State‐​level drug paraphernalia laws prevent people who use drugs from doing so safely. They prevent individuals from defending themselves against many of the risks of using drugs obtained in the black market. Some paraphernalia laws deny drug users access to fentanyl test strips, a vital means of screening drugs for contamination with the dangerous opioid responsible for the great majority of opioid‐​related overdose deaths. Some paraphernalia laws restrict people from purchasing or possessing clean needles and syringes. Drug paraphernalia laws also threaten to punish others involved in harm reduction, such as those attempting to help people who use illicit drugs. People risk incarceration if they give out or obtain clean needles and syringes, test strips to check for dangerous additives or contaminants in drugs obtained on the black market, or materials used to clean drug use equipment. Several paraphernalia laws prevent governmental and nongovernmental organizations from creating syringe services programs (SSPs), which some call “needle exchange” programs. These programs reduce the spread of HIV, hepatitis, other blood‐​borne infectious diseases, and soft tissue infections. More recently, they have proved helpful in reducing drug overdoses.
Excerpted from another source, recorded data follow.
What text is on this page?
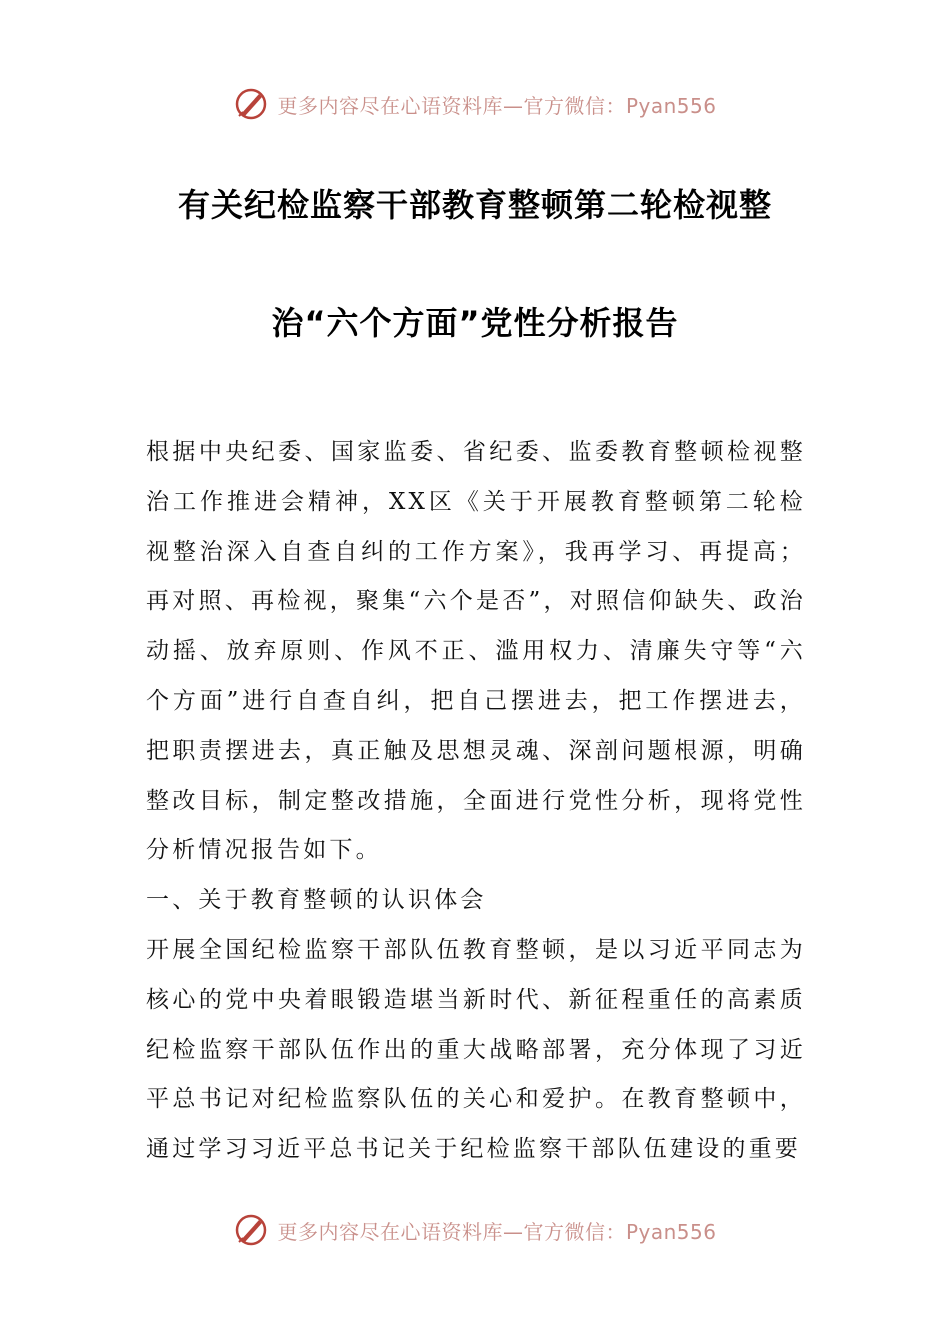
更多内容尽在心语资料库—官方微信：Pyan556
有关纪检监察干部教育整顿第二轮检视整
治“六个方面”党性分析报告

根据中央纪委、国家监委、省纪委、监委教育整顿检视整治工作推进会精神，XX区《关于开展教育整顿第二轮检视整治深入自查自纠的工作方案》，我再学习、再提高；再对照、再检视，聚集“六个是否”，对照信仰缺失、政治动摇、放弃原则、作风不正、滥用权力、清廉失守等“六个方面”进行自查自纠，把自己摆进去，把工作摆进去，把职责摆进去，真正触及思想灵魂、深剖问题根源，明确整改目标，制定整改措施，全面进行党性分析，现将党性分析情况报告如下。

一、关于教育整顿的认识体会

开展全国纪检监察干部队伍教育整顿，是以习近平同志为核心的党中央着眼锻造堪当新时代、新征程重任的高素质纪检监察干部队伍作出的重大战略部署，充分体现了习近平总书记对纪检监察队伍的关心和爱护。在教育整顿中，通过学习习近平总书记关于纪检监察干部队伍建设的重要

更多内容尽在心语资料库—官方微信：Pyan556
Federal law does not interfere with states’ operating or permitting privately run SSPs. However, many state drug paraphernalia laws prohibit them. Most states have carve‐​outs in their drug paraphernalia laws that authorize SSPs. Many of those carve‐​outs place restrictions on their number, the entities allowed to operate them, and conditions they must meet. Alaska is the only state without drug paraphernalia laws.

The Centers for Disease Control and Prevention endorses and promotes the implementation of syringe services programs with guidance and, in some cases, provides financial assistance to local jurisdictions. The World Health Organization, the American Medical Association, the American Public Health Association, the American Society of Addiction Medicine, and the American Psychiatric Association all support and encourage SSPs. The Substance Abuse and Mental Health Services Administration and the National Academies of Sciences, Engineering, and Medicine endorse SSPs. Former U.S. surgeon general Jerome Adams, who served during the Trump administration, gave many public presentations in support of SSPs.

State lawmakers should emulate Alaska and eliminate their states’ drug paraphernalia laws so that harm‐​reduction organizations can effectively implement lifesaving measures.

Conclusion

For over 100 years, our drug laws surrounding opioids have pushed users to consume more dangerous drugs and have denied them the harm‐​reduction goods and programs that could not only save their lives but help them recover. It’s time to treat opioid use disorder like alcoholism, with care rather than neglect and callousness.

Suggested Readings

Burrus, Trevor. “Imagining a World without the War on Drugs.” In Visions of Liberty, edited by Aaron Ross Powell and Paul Matzko, chap. 6. Washington: Cato Institute, 2020.

Hari, Johann. Chasing the Scream: The First and Last Days of the War on Drugs. New York: Bloomsbury, 2015.

Hart, Carl L. Drug Use for Grown‐​Ups: Chasing Liberty in the Land of Fear. New York: Penguin Press, 2021.

Singer, Jeffrey A. “Harm Reduction: Shifting from a War on Drugs to a War on Drug‐​Related Deaths.” Cato Institute Policy Analysis no. 858, December 13, 2018.

Szalavitz, Maia. Unbroken Brain: A Revolutionary Way of Understanding Addiction. New York: St. Martin’s Press, 2016.

———. Undoing Drugs: The Untold Story of Harm Reduction and the Future of Addiction. New York: Hachette Go, 2021.